Ternyata mayoritas warga enggan mengungsi. Giliran banjir semakin bertambah, menyusul kerusakan tanggul yang semakin lebar dan terjadi di dua titik terjadinya jebol, akhirnya warga berlomba-lomba meminta dievakuasi.
Terkadang ada rasa kesal karena saat diberikan edukasi potensi banjir susulan, warga tak bergeming. Namun kemarahannya ia sembunyikan karena itu adalah pengalamannya setiap kali terjadi bencana alam.
Keengganan masyarakat untuk mengungsi tidak hanya terjadi saat Desa Ketanjung dan Karanganyar dilanda banjir besar. Kasus serupa juga sering terjadi di daerah lain, termasuk daerah bencana tanah longsor.
Kesabaran para relawan pun diuji karena warga yang awalnya enggan dievakuasi -setelah air banjir semakin tinggi – akhirnya mengeluh meminta segera dievakuasi. Para relawan BPBD Kudus dengan sabar menjemput warga satu per satu di rumahnya. Bahkan ada yang terpaksa mengungsi ke lantai dua, namun tetap diminta dievakuasi karena ternyata air banjir semakin tinggi dan listrik juga padam.
Umar Herutama, seorang relawan yang bertugas mengevakuasi korban banjir di Kecamatan Karanganyar, Kabupaten Demak, juga punya cerita unik saat memberikan edukasi kepada warga Desa Ketanjung, Kecamatan Karanganyar. Saat banjir belum besar, dia meminta warga bersedia dievakuasi, namun mereka tak bergeming.

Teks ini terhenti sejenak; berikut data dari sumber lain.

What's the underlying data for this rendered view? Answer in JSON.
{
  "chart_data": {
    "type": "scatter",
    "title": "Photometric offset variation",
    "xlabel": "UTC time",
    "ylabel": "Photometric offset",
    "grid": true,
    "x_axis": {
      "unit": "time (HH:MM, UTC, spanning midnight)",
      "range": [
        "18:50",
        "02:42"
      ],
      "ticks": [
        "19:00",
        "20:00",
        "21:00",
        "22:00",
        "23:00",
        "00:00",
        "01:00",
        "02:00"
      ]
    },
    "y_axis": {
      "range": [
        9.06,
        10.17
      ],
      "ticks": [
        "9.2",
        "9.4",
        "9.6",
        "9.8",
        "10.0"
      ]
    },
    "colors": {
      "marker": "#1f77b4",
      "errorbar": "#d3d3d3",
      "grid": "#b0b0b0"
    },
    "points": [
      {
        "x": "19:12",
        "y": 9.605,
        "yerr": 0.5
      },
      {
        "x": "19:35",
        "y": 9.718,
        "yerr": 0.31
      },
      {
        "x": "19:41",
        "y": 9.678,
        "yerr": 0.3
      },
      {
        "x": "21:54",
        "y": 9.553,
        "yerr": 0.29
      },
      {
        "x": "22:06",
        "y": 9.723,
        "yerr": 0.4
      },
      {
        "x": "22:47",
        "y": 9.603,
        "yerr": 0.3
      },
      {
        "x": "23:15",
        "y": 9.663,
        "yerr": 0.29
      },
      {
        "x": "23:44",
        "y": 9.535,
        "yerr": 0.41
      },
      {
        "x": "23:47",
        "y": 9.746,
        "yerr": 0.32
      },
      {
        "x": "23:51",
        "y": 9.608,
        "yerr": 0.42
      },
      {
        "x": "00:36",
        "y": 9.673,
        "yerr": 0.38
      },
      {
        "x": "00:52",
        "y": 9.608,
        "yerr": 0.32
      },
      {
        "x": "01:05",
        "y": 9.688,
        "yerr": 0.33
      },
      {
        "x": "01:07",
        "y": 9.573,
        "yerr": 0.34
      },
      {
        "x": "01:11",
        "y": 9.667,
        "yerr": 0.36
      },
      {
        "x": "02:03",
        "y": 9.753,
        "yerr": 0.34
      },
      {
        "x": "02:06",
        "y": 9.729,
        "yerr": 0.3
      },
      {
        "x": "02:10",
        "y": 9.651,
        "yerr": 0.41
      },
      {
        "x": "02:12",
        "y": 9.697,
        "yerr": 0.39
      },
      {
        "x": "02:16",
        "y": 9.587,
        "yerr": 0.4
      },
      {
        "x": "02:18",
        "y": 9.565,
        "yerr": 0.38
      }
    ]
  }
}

Ajakan ini didasarkan pada prediksi bahwa banjir akan semakin besar karena debit air Sungai Wulan saat itu begitu besar, sedangkan tanggul yang jebol dalam waktu dekat tidak mungkin tertangani sehingga potensi jebolnya semakin besar.
Di tengah ancaman banjir besar, ia berkeliling desa bersama relawan lainnya sambil menarik perahu karet tanpa mesin. Namun saat hendak kembali ke posko, ternyata banjir semakin besar dan arusnya cukup deras.

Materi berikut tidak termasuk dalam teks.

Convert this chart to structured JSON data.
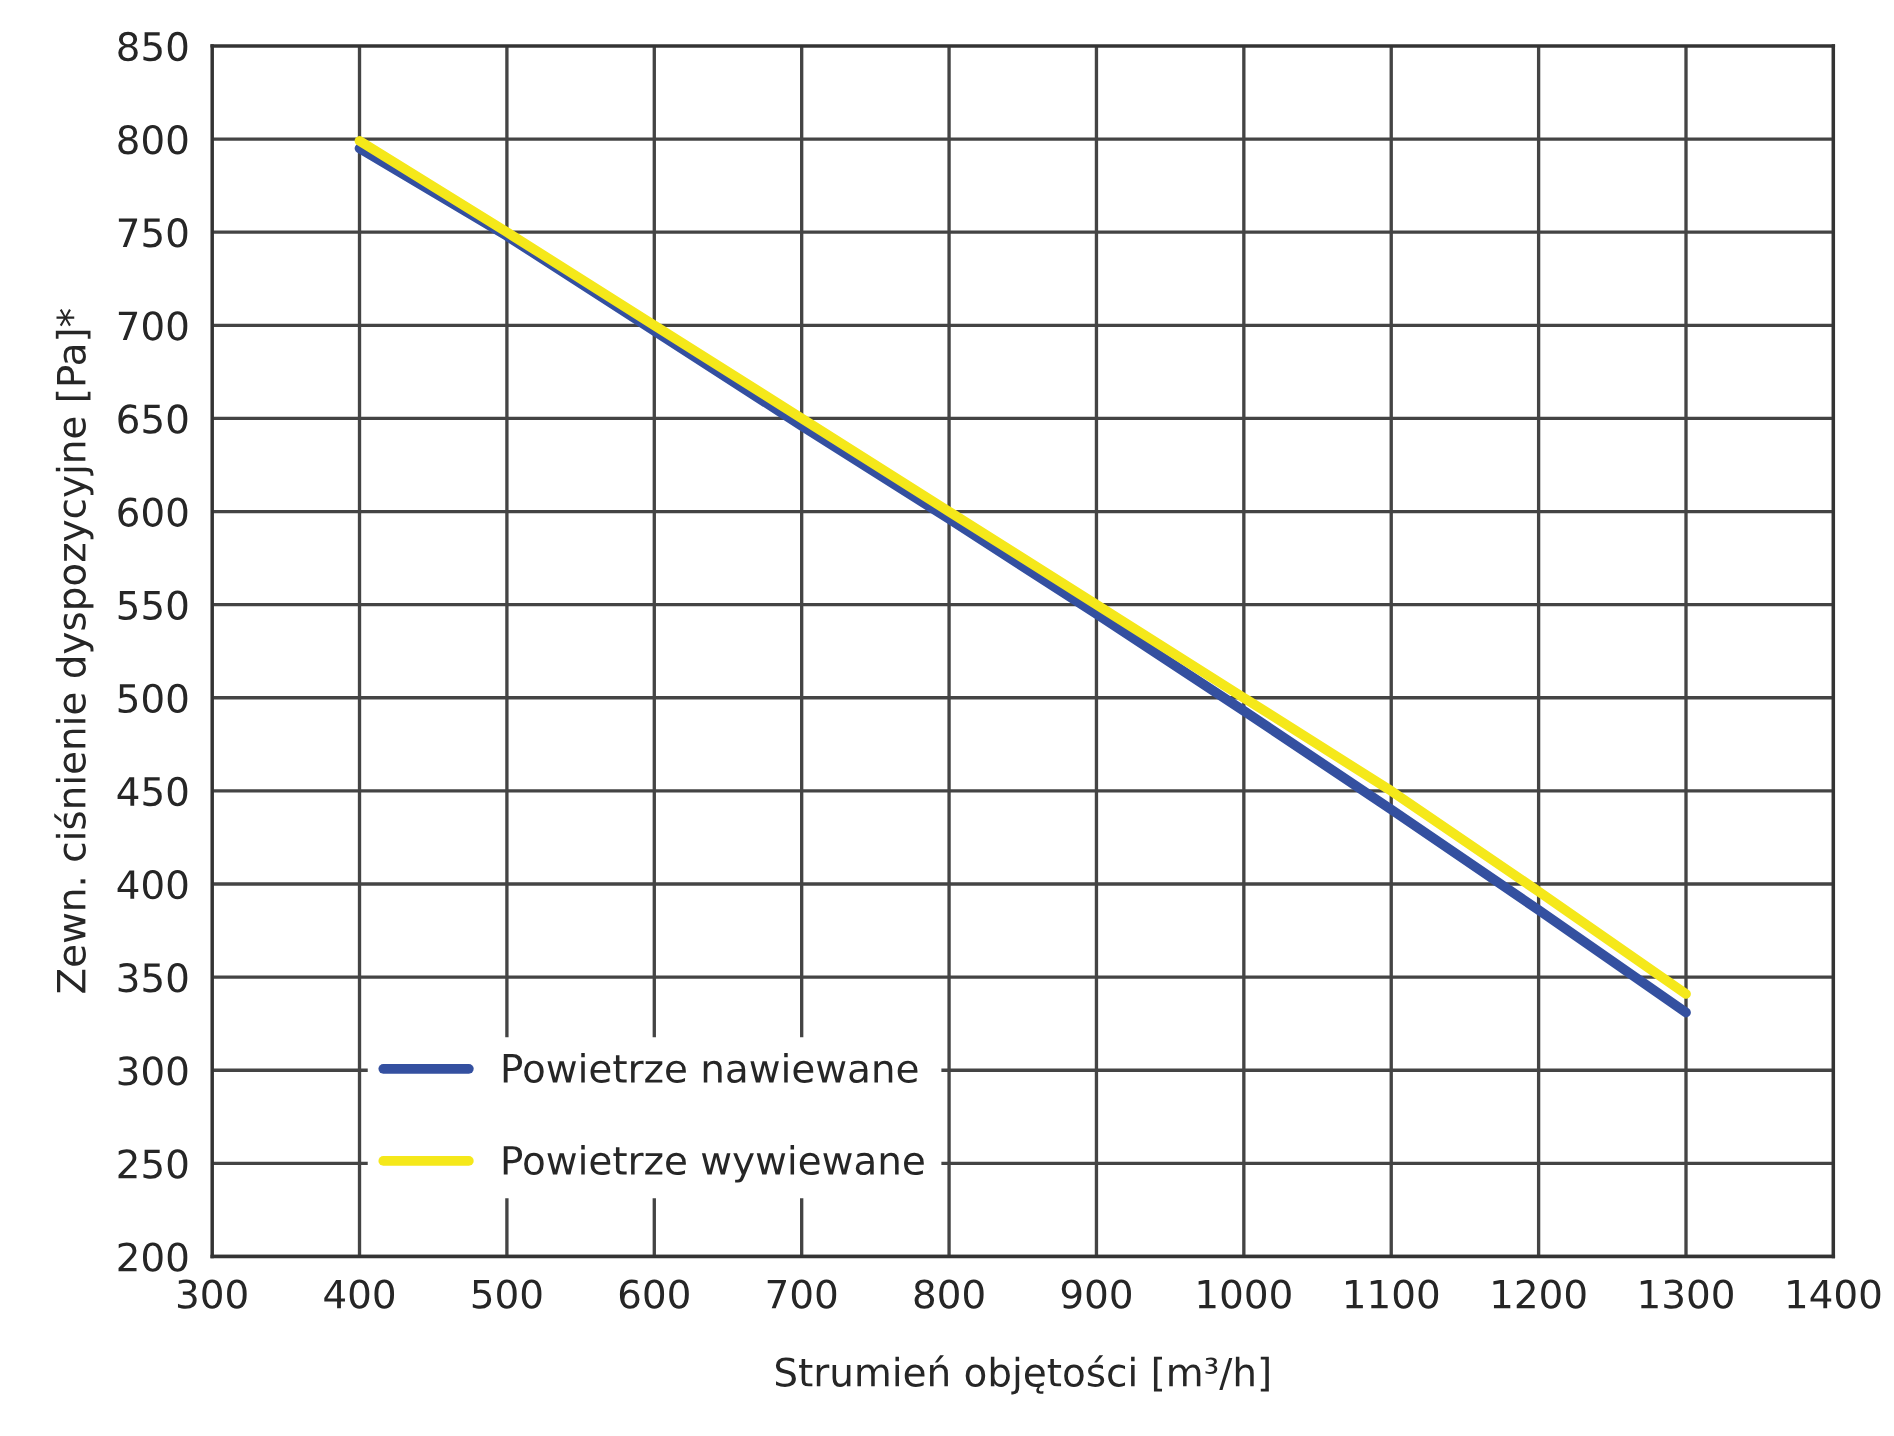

Karena perahu karet hanya mengandalkan dayung, akhirnya Heru dan relawan lainnya harus menunggu untuk dievakuasi oleh relawan lain yang menggunakan perahu karet bermotor.
Seperti cerita Nur Cholis, sikap sebagian warga yang tidak mau diberi pengertian tak membuat Heru putus asa. Ia tetap ingin membantu warga yang terjebak banjir di rumahnya.
Heru dan relawan lainnya tetap semangat membantu mengevakuasi warga yang terjebak di antara air banjir besar dan arus yang sangat deras.
Derasnya aliran air dibuktikan dengan truk tronton yang tertahan di jalan tak bisa diselamatkan. Selain arusnya yang deras, air banjir juga semakin tinggi sehingga sopir dan pembantunya harus mengungsi ke tempat yang aman.
Jangan pernah menyerah
Sikap pantang menyerah para relawan dalam membantu warga terdampak bencana alam sudah terbukti. Salah satunya adalah sikap mereka yang terus mengevakuasi warga yang terjebak banjir.
Bahkan, ada seorang relawan yang kakinya terluka. Selama proses evakuasi, warga tetap antusias terjun ke lokasi banjir tanpa memperdulikan rasa sakit pada kaki kirinya yang cukup lama terluka akibat terbentur baja ringan yang menimpa atap rumah warga.
Nur Cholis memperlihatkan luka di kaki kirinya yang cukup lebar, namun tidak terlalu dalam. Namun, orang lain yang melihat sayatan panjang itu sedikit merinding karena hanya diperlakukan apa adanya.
Peristiwa yang dialami Nur Cholis terjadi saat hendak menyapu rumah yang warganya belum dievakuasi. Setelah menemukan enam warga, perahu karet diarahkan mendarat di tengah Jembatan Tanggulangin yang berbatasan dengan Demak dan Kudus.